The upside is that this could theoretically be a step towards the sorts of changes people like Jane Jacobs and John Sewell might want to see... In other words, one step towards municipalities having the autonomy and strength they would realize if local democracy, local authority and local taxing power all came together.
Staying on the upside, if this all came to pass, we wouldn't need to worry anymore about the City of Toronto having enough money to manage its infrastructure or its social programs, or anything else. The tax base here in the Toronto is one of the richest in Canada, and any transfer of tax points to municipalities would certainly be a net gain.
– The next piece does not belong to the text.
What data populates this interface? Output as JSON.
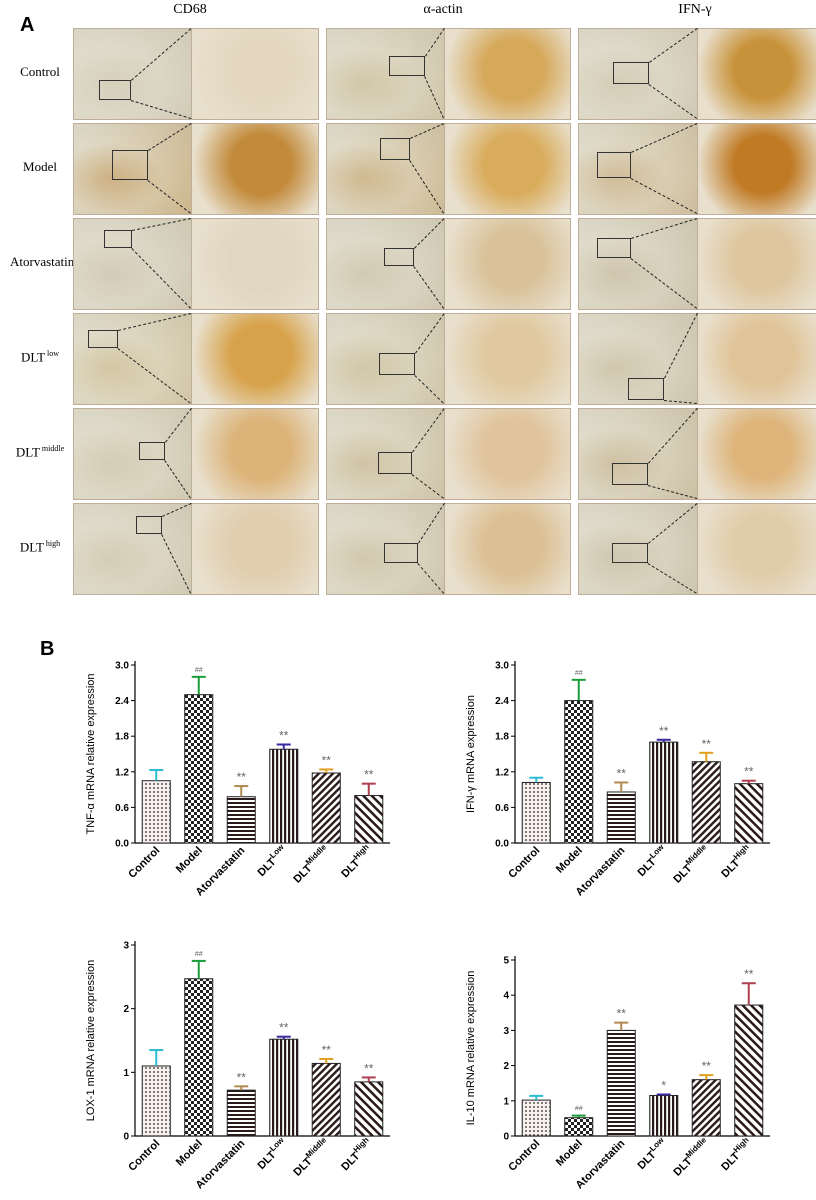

The problem -- well, one of the problems -- with all of this is that it's not going to happen. Harper very well may cut taxes in Ottawa, and maybe provinces will pick up the slack, but the chance of provincial governments transfering tax room and authority to municipalities is rather slim. Why, just today we've seen signs that the new McGuinty government has no interest whatsoever in reining in the Ontario Municipal Board and allowing local councils to make their own decisions.
Remember, Harper is interested in provincial rights and in reducing the size and role of the federal government. This doesn't extend to forcing provinces to give a good deal to their tax-cow cities. If the Province of Ontario chooses to continue to overmilk the City of Toronto, a Prime Minister Stephen Harper wouldn't do a thing about it. Of course, neither would a Prime Minister Paul Martin, but at least Martin has promised to deliver money directly to municipalities and spend on infrastructure.
(Now, there's lots more to be said about this -- maybe Harper's plan would help Toronto anyway, simply because Ontario would benefit from keeping more of its own money... maybe under a regime that strictly respected constitutional separations of power we would be able to bring more pressure to Queen's Park without allowing them to scapegoat anyone else... etc... -- but I'm not holding out hope here. Stephen Harper's motivations don't revolve around the Urban Agenda, and there is little reason to believe in the idealistic scenario over than the realistic one I've outlined above.)
I have a further problem with this plan, because I have concerns about how it would affect the rest of the country. I want my city to be able to keep enough of its own money to pay for the particular needs here. However, I also continue to support the idea of a high level of service nationwide. Will New Brunswick, for example, continue to be able to pay for universal health care is the Canada Health and Social Transfer is eliminated and they have to raise the money with provincial taxes? Based on taxing power, Manitoba and all the Atlantic provinces would be faced with a particularly difficult time.
Anyway, I had slightly different things to say about this back in March. Also, Harper is unveiling his platform on Saturday, so we will know something more specific then.